I had hoped to resolve the quietly and privately, but the AP's refusal to make a correction has become almost secondary to the real outrage of what is occurring in the mainstream. The argument is astounding really if not entirely antithetical to journalistic standards. What the AP and others are saying essentially is that, while "your work" is good enough for us to steal, you are not credible enough to cite.
We do not credit blogs!
Never mind that plenty of journalists have blogs or that Raw Story is not a blog, or that the mainstream will cite blogs such as the Huffington Post while inexplicably not cite smaller blogs that have become heroic in the world of journalism for what they have uncovered. I have a nagging feeling that this random sourcing is less about freelance journalists or blogs or any other label de jour, but rather, it has everything to do with who can afford to take legal action. Clearly, they have pegged me correctly as not in any position to take on a major news organization.
----HAT TIP Moment----
Some examples of the not credited or not nearly credited enough:
-ePlurbis Media, which uncovered the whole Jeff Gannon story
-Democratic Underground, which has one of the best organized research forums online
-The Left Coaster's erieposte, which has put together perhaps the best Niger forgery research there is
- Next Hurrah's emptywheel who has done some fantastic research into the Plame leak
-Brad Blog's Brad Friedman, who has exposed Diebold's election tampering more than anyone else
- Luke at Wot is it Good 4, who has researched the Sibel Edmond's case so closely and tracked things so accurately (using nothing more than open source), that in my opinion and in terms of what I understand regarding the case, he is closer than anyone to the truth of it (minus some things and reorganizing other things).
These are but a few examples of blogs that rival if not surpass the MSM. There are many more and I am sorry if I have left anyone out, but there are too many to list.
I will say that the we contacted several publications syndicating this story and only the Washington Blade ran a correction attributing us: So thanks WB!
All of that said, what type of press do citizens of a democracy want and what type of press do they deserve? Does a democracy want a self-indulgent, politically infiltrated, corrupted, and willfully lazy press or do we deserve that kind of press because we do not rage against it?
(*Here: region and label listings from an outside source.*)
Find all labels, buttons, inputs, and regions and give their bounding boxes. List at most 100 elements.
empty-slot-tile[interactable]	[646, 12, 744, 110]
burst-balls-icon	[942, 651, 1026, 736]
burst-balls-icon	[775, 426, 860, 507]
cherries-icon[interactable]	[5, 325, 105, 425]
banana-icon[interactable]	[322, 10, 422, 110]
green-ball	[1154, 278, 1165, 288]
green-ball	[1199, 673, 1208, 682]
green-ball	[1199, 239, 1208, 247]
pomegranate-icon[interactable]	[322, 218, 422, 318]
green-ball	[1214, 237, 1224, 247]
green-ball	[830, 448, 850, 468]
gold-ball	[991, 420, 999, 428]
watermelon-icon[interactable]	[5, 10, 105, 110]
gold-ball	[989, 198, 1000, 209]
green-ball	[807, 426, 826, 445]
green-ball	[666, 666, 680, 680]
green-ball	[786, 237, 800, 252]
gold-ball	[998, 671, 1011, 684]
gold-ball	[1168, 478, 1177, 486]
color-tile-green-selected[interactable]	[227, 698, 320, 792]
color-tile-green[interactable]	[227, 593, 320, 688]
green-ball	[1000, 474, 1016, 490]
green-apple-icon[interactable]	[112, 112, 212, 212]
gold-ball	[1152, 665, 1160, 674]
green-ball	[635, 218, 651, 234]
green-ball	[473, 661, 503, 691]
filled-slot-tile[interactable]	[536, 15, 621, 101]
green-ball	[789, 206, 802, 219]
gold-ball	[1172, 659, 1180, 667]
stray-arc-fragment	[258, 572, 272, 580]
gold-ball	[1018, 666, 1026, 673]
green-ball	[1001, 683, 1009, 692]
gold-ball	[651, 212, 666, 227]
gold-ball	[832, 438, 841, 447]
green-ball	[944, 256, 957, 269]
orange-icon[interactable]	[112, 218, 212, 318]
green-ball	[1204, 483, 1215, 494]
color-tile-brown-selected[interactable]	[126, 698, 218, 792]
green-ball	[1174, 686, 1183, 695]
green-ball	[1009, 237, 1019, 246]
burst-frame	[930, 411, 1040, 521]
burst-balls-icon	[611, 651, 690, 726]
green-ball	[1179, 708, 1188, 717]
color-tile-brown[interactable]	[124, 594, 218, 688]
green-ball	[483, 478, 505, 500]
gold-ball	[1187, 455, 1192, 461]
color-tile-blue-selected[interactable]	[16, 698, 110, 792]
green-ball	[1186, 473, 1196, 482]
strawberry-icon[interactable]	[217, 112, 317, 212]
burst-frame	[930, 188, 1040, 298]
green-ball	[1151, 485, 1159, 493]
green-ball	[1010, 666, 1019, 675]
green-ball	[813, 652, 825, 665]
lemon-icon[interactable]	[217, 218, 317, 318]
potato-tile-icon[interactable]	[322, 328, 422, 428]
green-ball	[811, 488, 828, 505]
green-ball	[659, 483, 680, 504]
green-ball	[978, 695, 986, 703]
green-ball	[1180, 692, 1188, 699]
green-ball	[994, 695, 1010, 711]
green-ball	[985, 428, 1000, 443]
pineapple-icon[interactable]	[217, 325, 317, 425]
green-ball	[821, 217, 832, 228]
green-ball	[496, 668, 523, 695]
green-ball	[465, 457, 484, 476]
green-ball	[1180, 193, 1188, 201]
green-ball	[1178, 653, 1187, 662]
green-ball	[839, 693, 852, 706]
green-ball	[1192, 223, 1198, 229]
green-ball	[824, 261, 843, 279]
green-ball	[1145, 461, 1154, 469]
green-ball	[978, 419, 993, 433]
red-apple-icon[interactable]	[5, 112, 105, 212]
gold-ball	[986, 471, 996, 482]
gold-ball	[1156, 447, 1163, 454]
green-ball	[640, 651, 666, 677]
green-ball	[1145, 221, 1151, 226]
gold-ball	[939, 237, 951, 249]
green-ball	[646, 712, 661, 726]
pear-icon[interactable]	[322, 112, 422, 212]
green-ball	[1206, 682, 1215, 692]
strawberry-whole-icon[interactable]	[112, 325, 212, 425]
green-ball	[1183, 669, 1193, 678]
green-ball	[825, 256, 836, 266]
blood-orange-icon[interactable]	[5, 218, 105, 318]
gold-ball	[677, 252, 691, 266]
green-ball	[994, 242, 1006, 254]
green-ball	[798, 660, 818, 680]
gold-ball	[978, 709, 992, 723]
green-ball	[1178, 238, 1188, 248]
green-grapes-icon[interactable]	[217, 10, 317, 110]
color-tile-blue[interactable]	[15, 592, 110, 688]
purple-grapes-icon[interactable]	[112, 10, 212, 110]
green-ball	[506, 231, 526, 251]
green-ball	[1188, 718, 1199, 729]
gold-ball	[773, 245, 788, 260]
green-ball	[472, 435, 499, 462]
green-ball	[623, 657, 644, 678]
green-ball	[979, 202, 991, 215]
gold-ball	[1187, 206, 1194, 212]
The corporations have their press and they will protect their writers despite egregious violations of journalistic standards. Need I remind anyone of "DMS is old news" talking point every mainstream organization took on after having falsely led us into war with bogus reporting to begin with?
You want a free press? Protect your small press writers/journalists (also those in MSM who have the guts to do their job), bloggers, editors, and publications. Protect them not only from such unethical behavior as demonstrated by the AP, but also from all manner of assault in which either political motivations or greed, if not both, are more important than the truth. Gary Webb may have had a job had the mainstream political attack dogs not driven him into darkness and into taking his own life. Judith Miller may not have had a chance to author lie after lie, had she been fired and exposed from the beginning. Helen Thomas would not be making news for simply asking questions, had the corporate owned media actually been doing its job, namely asking those same questions all along.
How many more honest journalists have to be driven out because they can no longer afford to pay their bills? I don't want to know. Do you?